“Hello, Eerin,” Moki said, reaching out and brushing her cheek with his knuckles. “It was a good link. I’m sorry that you weren’t with us.”
“I wish I had been,” she told them. “I came to see how you were doing. I’m concerned about you, en,” she said to Ukatonen. “You seem unhappy.”
Ukatonen nodded, a gesture he had learned from her. “It is a difficult thing to watch your world growing small enough to hold in the palm of ymir hand.”
“Are you sure that this is what you want to do?” Juna asked. “It’s not too late to turn the ship around and go back.”
“Eerin, when have I ever gone back on my word?” Ukatonen said. “You warned me that it would be difficult, but I will learn to live among your people as you learned to live among mine.”
Juna nodded.
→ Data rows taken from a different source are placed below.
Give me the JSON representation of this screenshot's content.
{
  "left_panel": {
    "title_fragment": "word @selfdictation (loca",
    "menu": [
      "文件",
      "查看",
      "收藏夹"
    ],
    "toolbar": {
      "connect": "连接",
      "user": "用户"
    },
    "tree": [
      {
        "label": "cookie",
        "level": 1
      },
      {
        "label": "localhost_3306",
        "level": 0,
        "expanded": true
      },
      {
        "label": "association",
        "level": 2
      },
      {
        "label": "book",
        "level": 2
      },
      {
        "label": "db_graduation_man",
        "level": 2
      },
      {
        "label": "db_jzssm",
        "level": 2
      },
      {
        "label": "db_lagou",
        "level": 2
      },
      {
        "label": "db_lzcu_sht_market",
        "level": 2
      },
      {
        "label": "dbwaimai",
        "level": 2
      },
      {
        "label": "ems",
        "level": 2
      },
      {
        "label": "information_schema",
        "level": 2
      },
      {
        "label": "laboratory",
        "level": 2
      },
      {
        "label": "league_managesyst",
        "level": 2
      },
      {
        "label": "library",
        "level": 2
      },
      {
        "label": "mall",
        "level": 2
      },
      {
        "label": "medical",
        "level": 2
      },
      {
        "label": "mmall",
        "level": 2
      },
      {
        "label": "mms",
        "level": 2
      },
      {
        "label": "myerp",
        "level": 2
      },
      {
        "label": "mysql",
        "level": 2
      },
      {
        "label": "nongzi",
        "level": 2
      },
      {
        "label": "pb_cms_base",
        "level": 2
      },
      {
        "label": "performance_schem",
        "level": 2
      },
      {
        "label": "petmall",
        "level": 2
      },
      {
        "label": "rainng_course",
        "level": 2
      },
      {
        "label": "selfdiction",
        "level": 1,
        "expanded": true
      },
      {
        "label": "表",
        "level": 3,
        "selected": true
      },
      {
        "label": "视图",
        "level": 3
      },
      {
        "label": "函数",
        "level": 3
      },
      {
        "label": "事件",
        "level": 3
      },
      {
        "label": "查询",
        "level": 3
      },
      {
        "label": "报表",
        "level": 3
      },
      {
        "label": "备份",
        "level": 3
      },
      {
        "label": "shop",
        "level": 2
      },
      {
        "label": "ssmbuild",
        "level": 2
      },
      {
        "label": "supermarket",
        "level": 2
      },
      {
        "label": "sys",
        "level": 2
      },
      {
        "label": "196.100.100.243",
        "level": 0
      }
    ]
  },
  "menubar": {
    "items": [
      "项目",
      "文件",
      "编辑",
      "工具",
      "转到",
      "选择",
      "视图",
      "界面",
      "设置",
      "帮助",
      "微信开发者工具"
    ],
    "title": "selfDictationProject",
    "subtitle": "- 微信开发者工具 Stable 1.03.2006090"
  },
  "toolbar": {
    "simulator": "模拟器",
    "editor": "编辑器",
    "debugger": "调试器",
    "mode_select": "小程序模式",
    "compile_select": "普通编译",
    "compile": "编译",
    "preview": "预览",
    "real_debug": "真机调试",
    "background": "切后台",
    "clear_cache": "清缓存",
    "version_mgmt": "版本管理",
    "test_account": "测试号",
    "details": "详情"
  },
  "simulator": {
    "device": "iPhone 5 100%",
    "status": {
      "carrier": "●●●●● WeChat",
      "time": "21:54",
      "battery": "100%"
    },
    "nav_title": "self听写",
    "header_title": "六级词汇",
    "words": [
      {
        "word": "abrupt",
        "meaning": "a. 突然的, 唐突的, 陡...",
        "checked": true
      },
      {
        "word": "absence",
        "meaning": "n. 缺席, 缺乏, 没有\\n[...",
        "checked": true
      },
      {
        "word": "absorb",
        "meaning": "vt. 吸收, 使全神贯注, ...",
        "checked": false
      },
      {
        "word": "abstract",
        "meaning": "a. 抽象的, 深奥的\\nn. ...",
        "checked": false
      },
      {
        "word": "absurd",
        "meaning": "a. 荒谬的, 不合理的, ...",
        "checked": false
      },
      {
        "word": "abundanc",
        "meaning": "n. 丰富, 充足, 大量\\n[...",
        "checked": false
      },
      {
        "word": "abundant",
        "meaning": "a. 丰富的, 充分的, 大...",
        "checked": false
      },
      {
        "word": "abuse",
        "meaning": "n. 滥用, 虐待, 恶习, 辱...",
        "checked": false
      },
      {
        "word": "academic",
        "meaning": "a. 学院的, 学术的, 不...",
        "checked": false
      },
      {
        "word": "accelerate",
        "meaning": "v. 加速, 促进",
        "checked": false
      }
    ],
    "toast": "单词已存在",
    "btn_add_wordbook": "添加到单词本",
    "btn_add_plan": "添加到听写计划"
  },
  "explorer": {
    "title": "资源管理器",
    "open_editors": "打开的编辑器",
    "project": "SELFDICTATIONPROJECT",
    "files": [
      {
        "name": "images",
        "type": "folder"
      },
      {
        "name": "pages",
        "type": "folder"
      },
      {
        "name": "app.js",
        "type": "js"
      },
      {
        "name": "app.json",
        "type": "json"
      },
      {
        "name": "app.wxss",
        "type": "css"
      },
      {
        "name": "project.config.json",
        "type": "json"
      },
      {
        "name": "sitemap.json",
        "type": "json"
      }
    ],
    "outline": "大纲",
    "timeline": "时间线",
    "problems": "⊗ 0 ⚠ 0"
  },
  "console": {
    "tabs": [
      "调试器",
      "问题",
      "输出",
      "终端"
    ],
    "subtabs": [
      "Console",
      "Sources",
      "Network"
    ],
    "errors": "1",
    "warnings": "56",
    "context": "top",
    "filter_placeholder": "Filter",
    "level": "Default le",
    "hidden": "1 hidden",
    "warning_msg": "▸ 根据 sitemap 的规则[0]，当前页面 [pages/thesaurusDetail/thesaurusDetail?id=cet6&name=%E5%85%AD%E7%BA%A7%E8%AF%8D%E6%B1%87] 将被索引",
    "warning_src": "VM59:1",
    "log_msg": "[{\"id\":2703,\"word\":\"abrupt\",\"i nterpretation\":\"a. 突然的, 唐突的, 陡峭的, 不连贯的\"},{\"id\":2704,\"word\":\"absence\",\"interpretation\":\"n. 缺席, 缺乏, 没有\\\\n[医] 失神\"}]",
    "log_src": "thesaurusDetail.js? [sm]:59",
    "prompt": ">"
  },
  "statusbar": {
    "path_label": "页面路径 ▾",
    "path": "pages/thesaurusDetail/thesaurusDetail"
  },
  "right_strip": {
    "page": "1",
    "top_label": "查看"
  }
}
She hadn’t really expected him to change his mind. Going back would mean a loss of honor so profound that he would have had to kill himself. Still she had to remind him that the option existed.
“Then what can I do to help you adapt?”
Ukatonen shook his head. “Nothing. Everything must happen in here,” he said gesturing at himself with a long, graceful hand.
“And Moki, what about you?” Juna asked.
Moki rippled amusement. “You are my sitik,” he replied. “Your home is my home, your life is my life. Every day you teach me more about how to live among your people. All I need is time, and useful work to do. Though perhaps our cabin could be warmer,” he suggested, “and perhaps more— ” he paused, searching for the correct word— “water in the air.”
“Humidity,” Juna told him. “The word is humidity.” She traced the letters on his arm, showing him how it was spelled. The word flared on his chest several times as he memorized it. Ukatonen practiced the word along with Moki.